Bay Networks, Inc., was a network hardware vendor formed through the merger of Santa Clara, California, based SynOptics Communications and Billerica, Massachusetts based Wellfleet Communications on July 6, 1994. SynOptics was an important early innovator of Ethernet products, having developed a pre-standard twisted pair 10 Mbit/s Ethernet product and a modular Ethernet hub product that dominated the enterprise networking market. Wellfleet was an important competitor to Cisco Systems in the router market, ultimately commanding up to a 20% market share of the network router business worldwide. The combined company was renamed Bay Networks, as SynOptics was based in the San Francisco Bay Area and Wellfleet in Greater Boston, nearby to Massachusetts Bay.

==Acquisitions==
Bay Networks expanded its product line both through internal development and acquisition, acquiring the following companies during the course of its existence:

- Centillion Networks, Inc. (May, 1995) – Provided Asynchronous Transfer Mode switching and Token Ring technology.
- Xylogics, Inc. (December, 1995) – Remote access technologies.
- Performance Technology (March, 1996) – LAN-to-WAN access technology.
- ARMON Networking, Ltd. (July, 1996) – RMON and RMON2 network management technology.
- LANcity Corporation (October, 1996) – Cable modem technology.
- Penril Datability Networks (November, 1996) – Dial-up modems and remote access products based on Digital Signal Processing technology.
- NetICs, Inc. (December, 1996) – ASIC-based Fast Ethernet switching technology.
- ISOTRO Network Management, Inc. (April, 1997) – DNS and DHCP technologies.
- Rapid City Communications (June, 1997) – Gigabit Ethernet switching and routing technology.
- New Oak Communications (January, 1998) – Provided VPN technology to Bay Networks product line.
- Netsation Corp. (February, 1998) – Technology was used to augment Bay Networks Optivity network management system.
- NetServe GmbH (July, 1998) – VoIPX technology

==Acquisition by Nortel==
Bay Networks was acquired by Northern Telecom in June 1998 for US$ 9.1 billion, broadening Nortel's reach from its traditional carrier customer base into enterprise data networking. Reflective of this expanded product set and market, Nortel renamed itself Nortel Networks after the merger. In December 2009, as part of its bankruptcy proceedings, Nortel sold its Enterprise Networking equipment and software business to Avaya. The sale included a few remaining Bay Networks products that were still active in Nortel's portfolio at the time of the sale, such as the Ethernet Switch 450 and Backbone Concentrator Node (BCN) router.
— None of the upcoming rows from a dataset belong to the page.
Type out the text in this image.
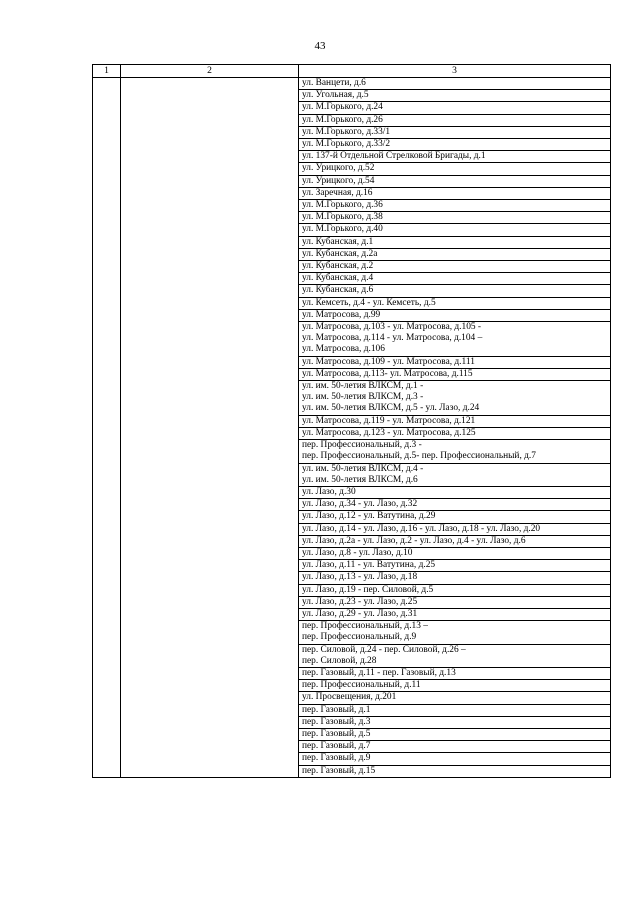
43
1	2	3

		ул. Ванцети, д.6

		ул. Угольная, д.5

		ул. М.Горького, д.24

		ул. М.Горького, д.26

		ул. М.Горького, д.33/1

		ул. М.Горького, д.33/2

		ул. 137-й Отдельной Стрелковой Бригады, д.1

		ул. Урицкого, д.52

		ул. Урицкого, д.54

		ул. Заречная, д.16

		ул. М.Горького, д.36

		ул. М.Горького, д.38

		ул. М.Горького, д.40

		ул. Кубанская, д.1

		ул. Кубанская, д.2а

		ул. Кубанская, д.2

		ул. Кубанская, д.4

		ул. Кубанская, д.6

		ул. Кемсеть, д.4 - ул. Кемсеть, д.5

		ул. Матросова, д.99

		ул. Матросова, д.103 - ул. Матросова, д.105 -
ул. Матросова, д.114 - ул. Матросова, д.104 –
ул. Матросова, д.106

		ул. Матросова, д.109 - ул. Матросова, д.111

		ул. Матросова, д.113- ул. Матросова, д.115

		ул. им. 50-летия ВЛКСМ, д.1 -
ул. им. 50-летия ВЛКСМ, д.3 -
ул. им. 50-летия ВЛКСМ, д.5 - ул. Лазо, д.24

		ул. Матросова, д.119 - ул. Матросова, д.121

		ул. Матросова, д.123 - ул. Матросова, д.125

		пер. Профессиональный, д.3 -
пер. Профессиональный, д.5- пер. Профессиональный, д.7

		ул. им. 50-летия ВЛКСМ, д.4 -
ул. им. 50-летия ВЛКСМ, д.6

		ул. Лазо, д.30

		ул. Лазо, д.34 - ул. Лазо, д.32

		ул. Лазо, д.12 - ул. Ватутина, д.29

		ул. Лазо, д.14 - ул. Лазо, д.16 - ул. Лазо, д.18 - ул. Лазо, д.20

		ул. Лазо, д.2а - ул. Лазо, д.2 - ул. Лазо, д.4 - ул. Лазо, д.6

		ул. Лазо, д.8 - ул. Лазо, д.10

		ул. Лазо, д.11 - ул. Ватутина, д.25

		ул. Лазо, д.13 - ул. Лазо, д.18

		ул. Лазо, д.19 - пер. Силовой, д.5

		ул. Лазо, д.23 - ул. Лазо, д.25

		ул. Лазо, д.29 - ул. Лазо, д.31

		пер. Профессиональный, д.13 –
пер. Профессиональный, д.9

		пер. Силовой, д.24 - пер. Силовой, д.26 –
пер. Силовой, д.28

		пер. Газовый, д.11 - пер. Газовый, д.13

		пер. Профессиональный, д.11

		ул. Просвещения, д.201

		пер. Газовый, д.1

		пер. Газовый, д.3

		пер. Газовый, д.5

		пер. Газовый, д.7

		пер. Газовый, д.9

		пер. Газовый, д.15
The Bay Networks product Small office/home office line survives to this day as the Netgear products that are widely sold by electronics retailers. Example products include Gigabit Ethernet switches, cable modems, print servers, and similar inexpensive, consumer-oriented networking equipment. Bay Networks had originally launched Netgear as a product line/division in January 1996, but the product line was not core to the newly formed Nortel Networks operations and so was spun out as a standalone company in September 1999.